По мнению Гвендолин, он вряд ли считал такую перспективу невыносимой. Едва ли за несколько часов граф успел влюбиться в нее без памяти. Видимо, он пришел испытать ее, и если она не выдержит испытания, Ронсли просто откажется от брака.
Ее экзаменовали уже не раз, в том числе и настоящие сумасшедшие, а этот человек был не менее нормальным, чем она сама. Однако и эта проверка окажется не столь легкой или безопасной. С того самого мгновения, как граф бросил на нее горящий взгляд желтых глаз, она считала Дориана опасным и не сомневалась, что он прекрасно знает о действии своего взгляда и умеет им пользоваться.
Подозрения Гвендолин тут же подтвердились, едва граф наконец посмотрел на нее.

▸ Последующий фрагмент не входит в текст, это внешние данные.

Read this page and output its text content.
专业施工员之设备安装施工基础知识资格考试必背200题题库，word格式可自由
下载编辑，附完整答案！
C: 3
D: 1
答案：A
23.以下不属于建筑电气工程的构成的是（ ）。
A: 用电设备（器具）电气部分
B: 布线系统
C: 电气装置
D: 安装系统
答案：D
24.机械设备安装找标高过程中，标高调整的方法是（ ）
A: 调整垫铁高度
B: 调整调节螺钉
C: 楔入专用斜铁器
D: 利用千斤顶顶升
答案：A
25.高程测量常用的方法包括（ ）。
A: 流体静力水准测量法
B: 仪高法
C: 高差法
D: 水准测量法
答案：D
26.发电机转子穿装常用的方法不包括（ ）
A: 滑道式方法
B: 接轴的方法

– Мисс Адамс, остатки разума говорят мне, что вы ужасно осложните мою жизнь и лучше от вас избавиться.
Однако голос разума не единственный голос, который я слышу… и уж, конечно, не тот, к которому я должен прислушаться, – мрачно закончил он.
Взгляд задержался на ее губах… скользнул ниже. И тело Гвендолин отреагировало мгновенно.
Он пытался смутить ее… У него это отлично получалось.
Но ведь Дориана ждут безумие и смерть, по сравнению с которыми ее собственные тревоги, возможно, ничто.
Когда желтые глаза наконец оторвались от ее груди, Гвендолин удалось собраться с мыслями.
– Сомневаюсь, что голос разума самый верный, – сказала она. – Если Абонвиль вздумает увезти меня отсюда, я закачу ему истерику. Зачем было прилагать столько усилий, чтобы приготовиться к свадьбе? В моих волосах полно шпилек, а горничная так затянула корсет, что даже удивительно, как я еще дышу. Ей потребовался целый час, чтобы надеть на меня платье, и я потеряю не меньше трех, чтобы его снять.
– Я могу сделать это за минуту, – тихо сказал Дориан, – и буду только счастлив. Лучше не искушай меня подобными мыслями.
«Можно подумать, они только сейчас пришли ему в голову»., – фыркнула про себя Гвендолин, ведь, по его признанию, у него давно не было женщин.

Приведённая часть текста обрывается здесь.